The Eagles of Death Metal band have had two French festival performances cancelled after their singer reiterated claims that security staff at the Bataclan Theatre were tipped off about the 13 November terror attacks.
Isis terrorists opened fire during the band's set resulting in 90 deaths, in one of a series of coordinated attacks across the French capital.
After claiming that venue security may have been complicit in the attacks in March, singer Jesse Hughes apologised. However he repeated the claims in an interview with Taki's Magazine.
"There's no denying the terrorists were already inside, and they had to get in somehow," said Hughes. "During the shooting I went outside and the backstage door was propped open.
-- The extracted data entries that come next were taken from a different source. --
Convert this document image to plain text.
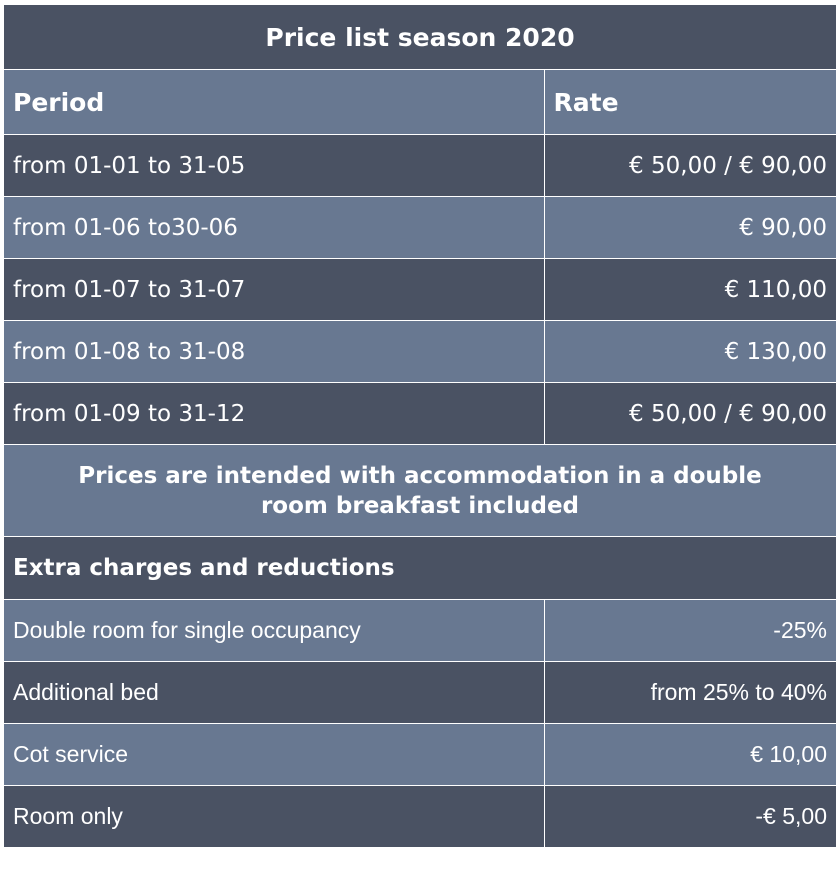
Price list season 2020	
Period	Rate
from 01-01 to 31-05	€ 50,00 / € 90,00
from 01-06 to30-06	€ 90,00
from 01-07 to 31-07	€ 110,00
from 01-08 to 31-08	€ 130,00
from 01-09 to 31-12	€ 50,00 / € 90,00
Prices are intended with accommodation in a double room breakfast included	
Extra charges and reductions	
Double room for single occupancy	-25%
Additional bed	from 25% to 40%
Cot service	€ 10,00
Room only	-€ 5,00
How did that happen?"
On being asked if he thought a percentage of the security staff were Muslim, Hughes replied: "I know they were. This attack didn't happen by accident," he added, claiming to have seen "Muslims celebrating in the street during the attack".
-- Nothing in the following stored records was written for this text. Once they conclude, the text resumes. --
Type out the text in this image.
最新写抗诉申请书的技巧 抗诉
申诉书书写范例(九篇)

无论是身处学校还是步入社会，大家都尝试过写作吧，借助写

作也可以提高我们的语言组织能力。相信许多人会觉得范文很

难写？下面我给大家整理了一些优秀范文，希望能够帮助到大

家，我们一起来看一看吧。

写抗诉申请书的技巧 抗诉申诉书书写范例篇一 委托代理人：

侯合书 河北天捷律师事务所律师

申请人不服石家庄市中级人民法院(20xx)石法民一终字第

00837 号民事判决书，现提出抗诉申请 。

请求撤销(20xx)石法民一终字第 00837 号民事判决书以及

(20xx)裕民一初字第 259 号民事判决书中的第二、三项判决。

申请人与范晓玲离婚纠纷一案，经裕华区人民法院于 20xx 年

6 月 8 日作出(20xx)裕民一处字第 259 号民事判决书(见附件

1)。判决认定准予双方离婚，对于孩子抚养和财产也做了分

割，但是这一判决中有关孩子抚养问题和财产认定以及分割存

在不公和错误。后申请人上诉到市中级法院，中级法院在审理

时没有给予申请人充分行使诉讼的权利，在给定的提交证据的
"How did they know what was going on?" he asked. "There must have been coordination."
Unlike many rock stars Hughes is known for his controversial right wing views, and has expressed his support for gun ownership and Republican presidential candidate Donald Trump. His claims that Muslims celebrated on the streets echo those of Trump, who claimed that Muslims in New York celebrated the 9/11 attacks. No evidence has been produced to substantiate Trump's claim.
Following the publication of the interview, the organisers of the August Rock En Seine and Cabaret Vert festivals have cancelled performances by the band, saying in a statement they are "in total disagreement with Jesse Hughes' recent allegations".
Responding to Hughes' March claims, the Bataclan praised security staff on duty on the night of the attack, and called the singer's allegations "grave and defamatory."
"All the testimonies gathered to this day demonstrate the professionalism and courage of the security agents who were on the ground on 13 November. Hundreds of people were saved thanks to [their] intervention."
"I humbly beg forgiveness from the people of France, the staff and security of the Bataclan, my fans, family, friends and anyone else hurt or offended by the absurd accusations I made," he said of his initial comments. "They do not reflect opinions of my bandmates or anyone associated with Eagles of Death Metal. The shame is 100% mine."